Throughout Mr. Crocket, Espy uses the charm of popular children’s television (Barney, PeeWee’s Playhouse, among others), often a replacement for actual parenting, to attract older viewers to relive their youth. Within the film’s brightly colored folds, audiences just might find that nostalgic release that hits all the sweet spots. And younger viewers might find themselves hypnotized by the knock-out gateway horror that doesn’t skimp on the carnage candy that guarantees midnight terrors. Elvis Nolasco, as the title character, kills the role, quite literally, with a chipper and completely unhinged portrayal of a psychopath whose bloodlust masks his intentions of saving children from their evil parents.

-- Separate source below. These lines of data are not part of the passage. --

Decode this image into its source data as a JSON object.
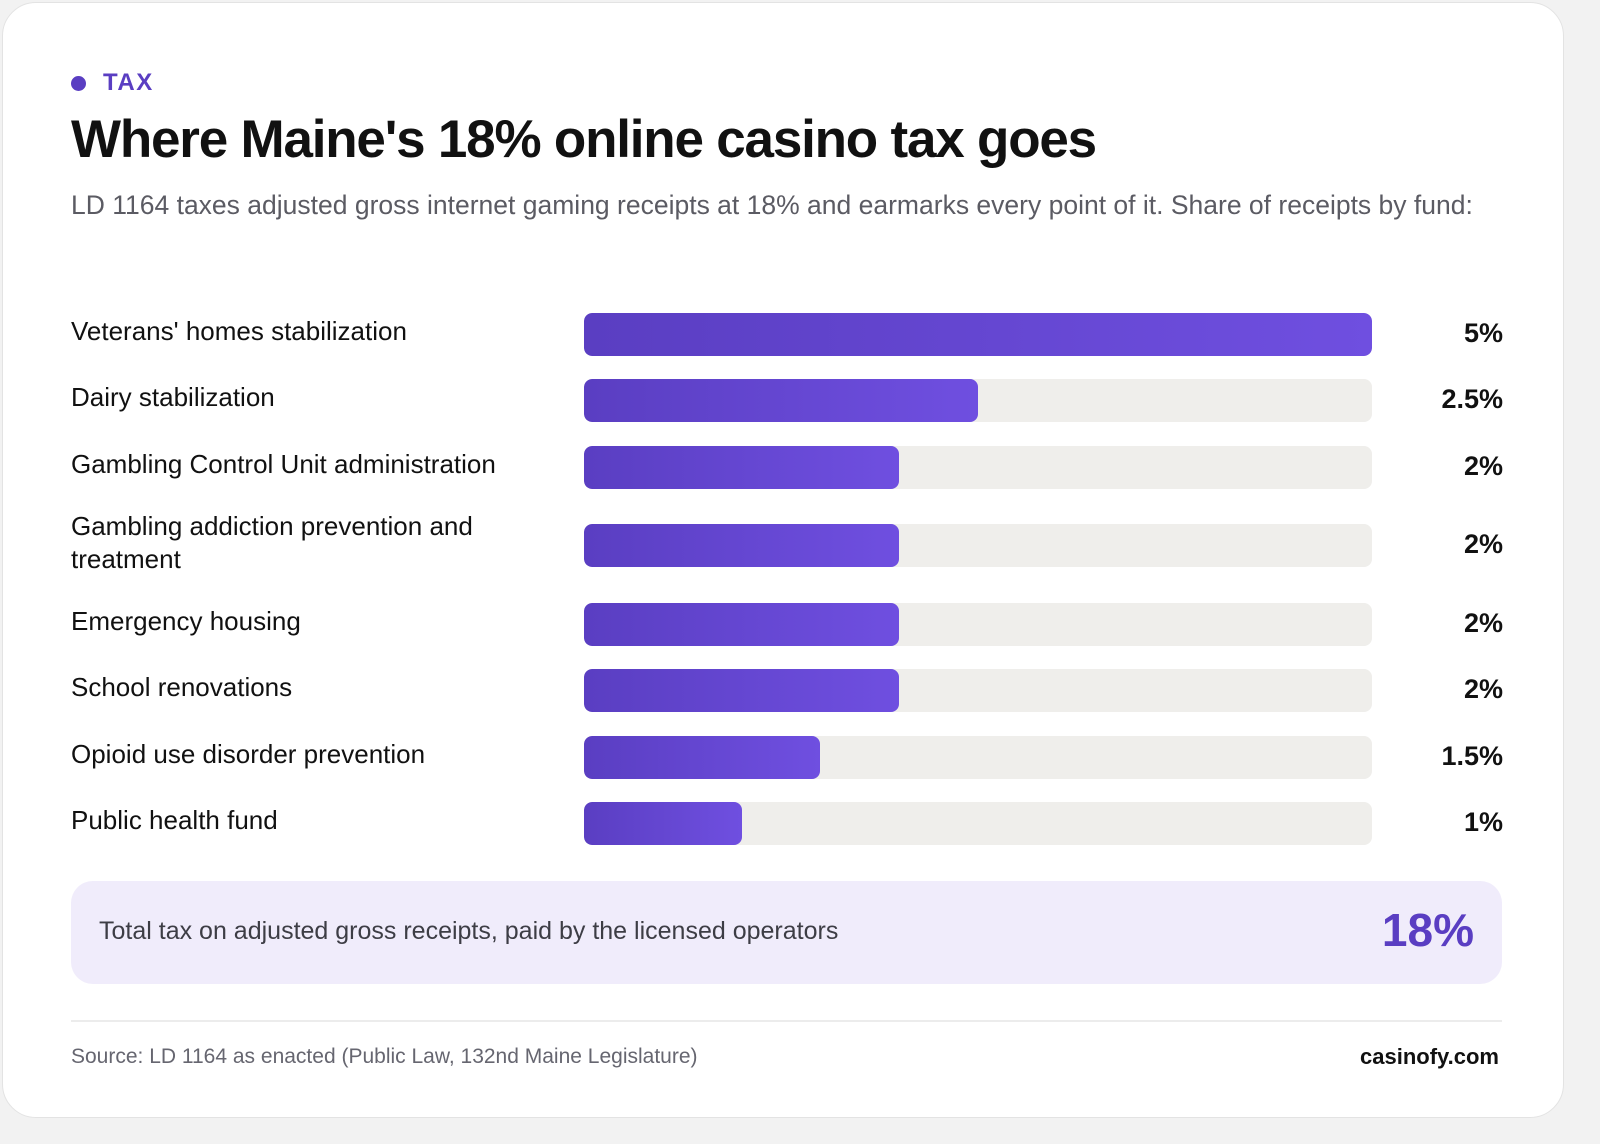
{
  "tag": {
    "label": "TAX"
  },
  "colors": {
    "accent": "#5a3ec2",
    "accent_light": "#6f4fe0",
    "track": "#efeeeb",
    "total_bg": "#f0ecfb"
  },
  "header": {
    "title": "Where Maine's 18% online casino tax goes",
    "subtitle": "LD 1164 taxes adjusted gross internet gaming receipts at 18% and earmarks every point of it. Share of receipts by fund:"
  },
  "chart_data": {
    "type": "bar",
    "orientation": "horizontal",
    "categories": [
      "Veterans' homes stabilization",
      "Dairy stabilization",
      "Gambling Control Unit administration",
      "Gambling addiction prevention and treatment",
      "Emergency housing",
      "School renovations",
      "Opioid use disorder prevention",
      "Public health fund"
    ],
    "values": [
      5,
      2.5,
      2,
      2,
      2,
      2,
      1.5,
      1
    ],
    "value_labels": [
      "5%",
      "2.5%",
      "2%",
      "2%",
      "2%",
      "2%",
      "1.5%",
      "1%"
    ],
    "xlim": [
      0,
      5
    ],
    "grid": false
  },
  "total": {
    "label": "Total tax on adjusted gross receipts, paid by the licensed operators",
    "value": "18%"
  },
  "footer": {
    "source": "Source: LD 1164 as enacted (Public Law, 132nd Maine Legislature)",
    "brand": "casinofy.com"
  }
}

But where the film excels with bringing the deranged underworld to life, it lacks in creative drive and narrative punch. Mr. Crocket flounders by the third act, when there are no real stakes and characters are never really in any danger. The script may have worked better as a short film but lacks the depth and range to warrant a full-length feature. Even Nolasco’s manic and bedeviling performance can’t keep the ship from sinking. It’s disheartening to see such a brilliant idea unable to rev its engines beyond first gear.

Elvis Nolasco delivers one of the year’s best performances; too bad everything surrounding him lacks bite and purpose. Mr. Crocket ultimately gets lost in itself and tests the audience’s patience until it snaps. In the end, you’re only left with a series of unfortunate events.